When Hallucination is a Bug

Hallucination is normal for generative models. It becomes a debugging problem when the model fabricates information it should not fabricate or contradicts itself on identical inputs.

Reproducible Debugging

import torch

# Set seeds for reproducibility
torch.manual_seed(42)
torch.cuda.manual_seed_all(42)

# Generate with fixed prompt multiple times
for i in range(5):
    torch.manual_seed(42)
    output = model.generate(input_ids, max_new_tokens=100)
    print(f"Run {i}: {tokenizer.decode(output[0])}")
    print("---")

If the same seed produces different outputs, randomness leaked through a non-deterministic operation.
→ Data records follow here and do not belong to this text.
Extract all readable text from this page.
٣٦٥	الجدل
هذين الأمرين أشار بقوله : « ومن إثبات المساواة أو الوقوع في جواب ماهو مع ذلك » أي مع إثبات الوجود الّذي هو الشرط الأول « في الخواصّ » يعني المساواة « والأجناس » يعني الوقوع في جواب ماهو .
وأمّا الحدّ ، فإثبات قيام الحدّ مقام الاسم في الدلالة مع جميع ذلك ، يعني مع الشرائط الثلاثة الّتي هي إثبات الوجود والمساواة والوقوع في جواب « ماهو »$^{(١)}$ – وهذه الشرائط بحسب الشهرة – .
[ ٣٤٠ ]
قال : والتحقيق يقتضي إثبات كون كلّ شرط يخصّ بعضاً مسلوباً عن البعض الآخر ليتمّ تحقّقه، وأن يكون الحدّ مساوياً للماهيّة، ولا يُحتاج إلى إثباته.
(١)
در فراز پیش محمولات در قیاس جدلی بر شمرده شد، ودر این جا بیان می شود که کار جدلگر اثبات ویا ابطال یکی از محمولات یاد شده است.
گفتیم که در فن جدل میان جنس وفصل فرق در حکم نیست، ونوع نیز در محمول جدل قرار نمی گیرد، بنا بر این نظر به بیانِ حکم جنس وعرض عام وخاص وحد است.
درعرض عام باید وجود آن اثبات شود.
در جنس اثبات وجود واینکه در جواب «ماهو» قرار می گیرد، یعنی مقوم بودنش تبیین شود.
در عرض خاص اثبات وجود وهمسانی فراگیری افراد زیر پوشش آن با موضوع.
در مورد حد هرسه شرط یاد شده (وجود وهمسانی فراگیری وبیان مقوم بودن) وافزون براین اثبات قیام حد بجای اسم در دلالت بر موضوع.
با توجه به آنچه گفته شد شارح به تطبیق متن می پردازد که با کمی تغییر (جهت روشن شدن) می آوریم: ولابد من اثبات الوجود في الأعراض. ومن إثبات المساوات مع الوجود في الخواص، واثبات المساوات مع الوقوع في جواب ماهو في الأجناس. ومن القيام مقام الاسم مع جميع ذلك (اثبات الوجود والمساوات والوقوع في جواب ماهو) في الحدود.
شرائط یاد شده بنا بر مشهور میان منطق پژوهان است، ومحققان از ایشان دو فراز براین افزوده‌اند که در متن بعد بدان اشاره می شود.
Common sources: torch.backends.cudnn.deterministic=False, batch processing with varying order, or KV cache reuse across different prompts.

RAG Pipeline Debugging

In retrieval-augmented generation, hallucinations often trace to retrieval failures:

Document not retrieved → check embedding model, vector DB query, top-k value
Wrong document retrieved → check chunking strategy, reranker configuration
Document retrieved but not used → check prompt template, context window overflow

# Debug retrieval by printing top-k results
results = vector_db.similarity_search_with_score(query, k=5)
for i, (doc, score) in enumerate(results):
    print(f"Rank {i}: score={score:.4f}")
    print(f"Content preview: {doc.page_content[:200]}")
    print(f"Source: {doc.metadata}")
    print("---")

Local verification checkpoint

Run the smallest example from this chapter in a local workspace and record the package version, runtime, data path, and observed output. If the result depends on model size, vector count, CPU/GPU backend, or available memory, note that constraint beside the exercise so the lesson remains reproducible.